Banditisme en Haïti : Le miroir cruel d’un État défaillant
Le phénomène du banditisme qui ronge Haïti depuis plusieurs années ne relève plus du simple fait divers. Il est devenu un système, une structure parallèle qui supplante, dans bien des zones, les fonctions mêmes de l’État. Routes bloquées, enlèvements quotidiens, quartiers entiers contrôlés par des gangs lourdement armés, déplacements forcés de populations, et une économie informelle dirigée sous la menace. Ce chaos organisé met cruellement à nu l’échec des autorités haïtiennes à remplir leur devoir le plus fondamental : garantir la sécurité des citoyens.
Les dirigeants qui se sont succédé n’ont cessé de promettre des solutions, des commissions, des plans de sécurité, des partenariats internationaux… mais les résultats se font attendre, pendant que les armes circulent librement et que les criminels opèrent à visage découvert, parfois même en complicité avec certains éléments de l’appareil étatique. À Port-au-Prince, capitale d’un État souverain, l’autorité publique a pratiquement disparu dans de larges portions du territoire. Le simple fait d’exister, d’aller à l’école, de commercer ou de se soigner relève aujourd’hui d’un acte de résistance pour des millions d’Haïtiens.

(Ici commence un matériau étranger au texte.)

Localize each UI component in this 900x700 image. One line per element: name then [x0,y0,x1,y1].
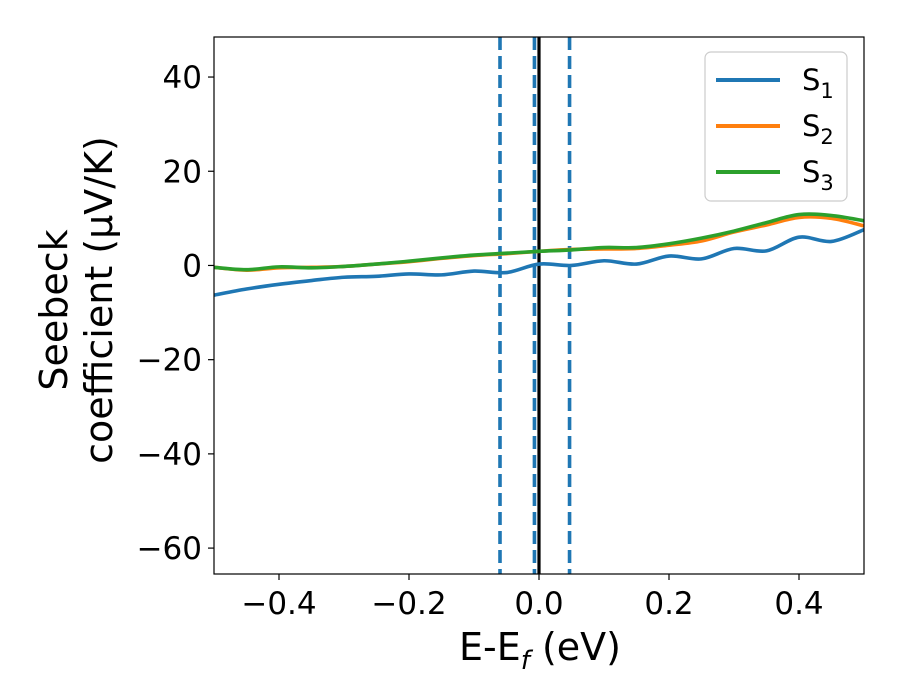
y-axis-label-line2: coefficient (μV/K) [77,136,121,464]
series-layer [214,212,864,297]
x-axis-label-rest: (eV) [530,625,621,669]
y-tick-label: 20 [163,154,202,190]
legend-label: S1 [802,63,834,103]
y-tick-label: −40 [137,437,202,473]
legend-label-main: S [802,63,820,97]
y-axis-label-line1: Seebeck [32,229,76,390]
x-tick-label: 0.4 [774,586,823,622]
legend-label-main: S [802,155,820,189]
legend-label-sub: 3 [820,171,833,195]
y-axis-label: Seebeck coefficient (μV/K) [32,136,121,464]
x-axis-ticks: −0.4 −0.2 0.0 0.2 0.4 [241,574,824,622]
legend-label: S3 [802,155,834,195]
y-axis-ticks: 40 20 0 −20 −40 −60 [137,60,214,567]
x-tick-label: −0.2 [371,586,446,622]
y-tick-label: −60 [137,531,202,567]
y-tick-label: −20 [137,343,202,379]
y-tick-label: 40 [163,60,202,96]
x-axis-label-main: E-E [459,625,521,669]
x-tick-label: 0.2 [644,586,693,622]
series-line-s1 [214,227,864,297]
legend-label: S2 [802,109,834,149]
series-line-s3 [214,212,864,272]
reference-lines [498,37,572,574]
legend-label-main: S [802,109,820,143]
y-tick-label: 0 [182,248,202,284]
x-tick-label: −0.4 [241,586,316,622]
legend-label-sub: 2 [820,125,833,149]
x-axis-label: E-Ef (eV) [459,625,621,676]
legend-label-sub: 1 [820,79,833,103]
x-tick-label: 0.0 [514,586,563,622]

Face à cette descente aux enfers, le silence ou l’impuissance des autorités équivaut à une abdication. L’État haïtien donne l’impression d’avoir déserté le champ de la responsabilité régalienne. Tant que les dirigeants resteront enfermés dans une logique d’impunité, de calcul politique à court terme, et d’aveuglement volontaire, le banditisme continuera à prospérer comme le symptôme d’une nation abandonnée. Il ne s’agit plus seulement de restaurer l’ordre, mais de reconstruire un État digne de ce nom, avant que l’insécurité ne devienne l’unique loi de la République.